FIFA desteklemiyor ama başkan Blatter üzgün
Bu durumu üzüntü ama saygıyla karşılayan FIFA Başkanı Sepp Blatter, karara karşın takımların futbolcularını olimpiyata göndermelerini rica ettiğini bildirdi. Blatter, kararın çıkmasından önce de 23 yaşındaki sporcuların olimpik takımlarda bulunması gerektiğini söylemişti. Olimpiyat ruhunu düşünmeden bu kararın alınmasını da oldukça üzücü bulduğunu belirten Blatter, genç oyuncuların, kendileri için büyük bir fırsat olan bu oyunlara katılmasının engellenmemesi gerektiğini ekledi.

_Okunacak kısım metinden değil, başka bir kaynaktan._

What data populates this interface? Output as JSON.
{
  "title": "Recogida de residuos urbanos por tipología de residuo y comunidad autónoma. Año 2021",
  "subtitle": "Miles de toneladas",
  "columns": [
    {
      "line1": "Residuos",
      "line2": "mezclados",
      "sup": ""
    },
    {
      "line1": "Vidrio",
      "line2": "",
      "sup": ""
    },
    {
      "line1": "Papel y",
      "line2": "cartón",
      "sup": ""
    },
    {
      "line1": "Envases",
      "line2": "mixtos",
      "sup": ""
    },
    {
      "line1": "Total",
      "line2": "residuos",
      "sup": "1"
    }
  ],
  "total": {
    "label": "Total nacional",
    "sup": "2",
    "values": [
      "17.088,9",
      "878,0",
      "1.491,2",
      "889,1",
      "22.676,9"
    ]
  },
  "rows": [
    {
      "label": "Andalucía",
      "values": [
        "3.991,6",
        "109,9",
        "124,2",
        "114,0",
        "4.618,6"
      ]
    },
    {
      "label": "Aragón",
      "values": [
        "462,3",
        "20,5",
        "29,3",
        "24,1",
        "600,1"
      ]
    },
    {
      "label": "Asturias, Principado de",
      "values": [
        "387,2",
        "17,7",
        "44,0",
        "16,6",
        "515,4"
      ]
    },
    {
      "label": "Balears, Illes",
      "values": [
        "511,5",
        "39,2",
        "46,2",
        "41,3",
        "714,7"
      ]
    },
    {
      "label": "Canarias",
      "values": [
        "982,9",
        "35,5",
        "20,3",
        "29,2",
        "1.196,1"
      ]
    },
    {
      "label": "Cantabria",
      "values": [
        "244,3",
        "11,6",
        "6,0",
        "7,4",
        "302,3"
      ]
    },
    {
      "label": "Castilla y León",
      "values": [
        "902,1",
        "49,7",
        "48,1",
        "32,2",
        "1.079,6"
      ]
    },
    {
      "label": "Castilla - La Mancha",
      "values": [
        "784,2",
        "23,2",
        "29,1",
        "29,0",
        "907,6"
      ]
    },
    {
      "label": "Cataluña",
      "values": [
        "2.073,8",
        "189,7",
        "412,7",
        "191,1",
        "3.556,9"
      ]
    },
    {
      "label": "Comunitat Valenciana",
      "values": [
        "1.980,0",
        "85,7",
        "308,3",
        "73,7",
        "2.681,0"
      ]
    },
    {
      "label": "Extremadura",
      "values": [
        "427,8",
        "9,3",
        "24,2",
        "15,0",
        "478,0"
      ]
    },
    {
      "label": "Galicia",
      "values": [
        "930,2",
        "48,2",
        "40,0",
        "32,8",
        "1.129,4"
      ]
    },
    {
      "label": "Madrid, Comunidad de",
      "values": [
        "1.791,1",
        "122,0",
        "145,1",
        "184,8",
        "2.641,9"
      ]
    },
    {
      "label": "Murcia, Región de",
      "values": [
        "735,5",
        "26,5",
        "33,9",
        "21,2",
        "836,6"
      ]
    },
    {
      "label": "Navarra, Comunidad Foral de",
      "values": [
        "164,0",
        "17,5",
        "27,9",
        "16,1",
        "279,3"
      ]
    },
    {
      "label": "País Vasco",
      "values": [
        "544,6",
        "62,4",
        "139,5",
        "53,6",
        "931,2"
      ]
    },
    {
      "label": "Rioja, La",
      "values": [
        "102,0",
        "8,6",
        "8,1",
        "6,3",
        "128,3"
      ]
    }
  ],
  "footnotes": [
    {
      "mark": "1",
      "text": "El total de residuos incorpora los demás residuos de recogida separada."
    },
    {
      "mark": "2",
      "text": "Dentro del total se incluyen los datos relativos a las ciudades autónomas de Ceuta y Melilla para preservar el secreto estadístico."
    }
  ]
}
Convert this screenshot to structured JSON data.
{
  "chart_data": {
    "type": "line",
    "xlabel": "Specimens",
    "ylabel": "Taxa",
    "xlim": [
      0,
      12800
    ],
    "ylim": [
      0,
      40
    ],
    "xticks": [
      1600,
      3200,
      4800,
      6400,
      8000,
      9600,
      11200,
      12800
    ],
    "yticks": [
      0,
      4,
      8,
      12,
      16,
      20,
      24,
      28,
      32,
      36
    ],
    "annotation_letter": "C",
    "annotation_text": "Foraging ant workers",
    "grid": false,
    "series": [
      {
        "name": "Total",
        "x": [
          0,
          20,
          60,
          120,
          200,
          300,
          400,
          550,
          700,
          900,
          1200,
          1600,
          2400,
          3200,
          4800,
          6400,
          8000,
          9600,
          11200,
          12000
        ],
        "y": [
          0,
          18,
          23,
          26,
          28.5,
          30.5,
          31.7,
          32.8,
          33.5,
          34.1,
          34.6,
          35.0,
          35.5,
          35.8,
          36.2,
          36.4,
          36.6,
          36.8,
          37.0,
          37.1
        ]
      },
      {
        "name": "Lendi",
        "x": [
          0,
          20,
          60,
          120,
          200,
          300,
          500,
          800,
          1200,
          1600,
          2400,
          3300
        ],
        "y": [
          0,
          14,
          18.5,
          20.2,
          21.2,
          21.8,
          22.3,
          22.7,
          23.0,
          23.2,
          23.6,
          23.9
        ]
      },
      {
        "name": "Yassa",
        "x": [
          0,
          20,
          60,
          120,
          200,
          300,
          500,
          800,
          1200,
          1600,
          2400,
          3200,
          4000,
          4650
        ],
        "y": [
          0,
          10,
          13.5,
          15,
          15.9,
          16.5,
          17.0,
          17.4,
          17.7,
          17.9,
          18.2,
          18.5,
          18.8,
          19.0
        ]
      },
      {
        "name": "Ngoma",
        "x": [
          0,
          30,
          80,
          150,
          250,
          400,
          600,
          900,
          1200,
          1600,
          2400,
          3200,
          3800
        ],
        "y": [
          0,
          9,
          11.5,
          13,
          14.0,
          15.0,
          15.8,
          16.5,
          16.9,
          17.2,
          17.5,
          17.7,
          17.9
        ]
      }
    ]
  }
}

Arjantin’in Teknik Direktörü Batista ise, CAS’ın kararının ardından, bugün çıkacakları Fildişi Sahili karşılaşmasında Messi’nin oynamak istediğini bildiğini ve Barcelona’nın da buna karşı gelmeyeceğinden dolayı rahat olduğunu ve onu ilk maçta ilk 11’de sahaya sürmek istediğini söylemişti.
Nitekim, son dakikada da olsa Batista haklı çıktı. Genç yıldız, CAS’ın kararına rağmen Barcelona ile yapılan anlaşma sayesinde Fildişi Sahili karşılaşmasında forma giydi. Ve bir gol atıp, bir de asist yaptığı karşılaşmada takımının 2-1 galip gelmesini sağladı.
Barcelona Messi’den ne istiyor?
Geçen sezonu üçüncü bitirerek kaybedilen şampiyonluğun ardından takımda büyük revizyona giden Barcelona Dos Santos, Deco ,Ronaldinho gibi oyuncuların takımdan ayrılmasından sonra belli ki takımı Messi’nin üstüne kurmaya çalışıyor. Ancak Şampiyonlar Ligi ön eleme maçlarında Wisla Krakow’a karşı oynatamayacağı için CAS’a kadar başvurup Messi’yi mini dünya kupası zaferinden alı koymak, takımın durumunun iyi olmadığının bir göstergesi.
Messi, dünyanın en iyilerinden biri olsa da tek bir oyuncuya bağlı takım kurmanın takıma önemli zarar verdiği olduğu zamanlar da çoğunlukta. Barcelona’nın Wisla Krakow’u eleyemeyeceği şüphesiyle Messi’yi geri istemesi, takımın diğer oyuncularına oldukça güven kaybına da yol açacaktır.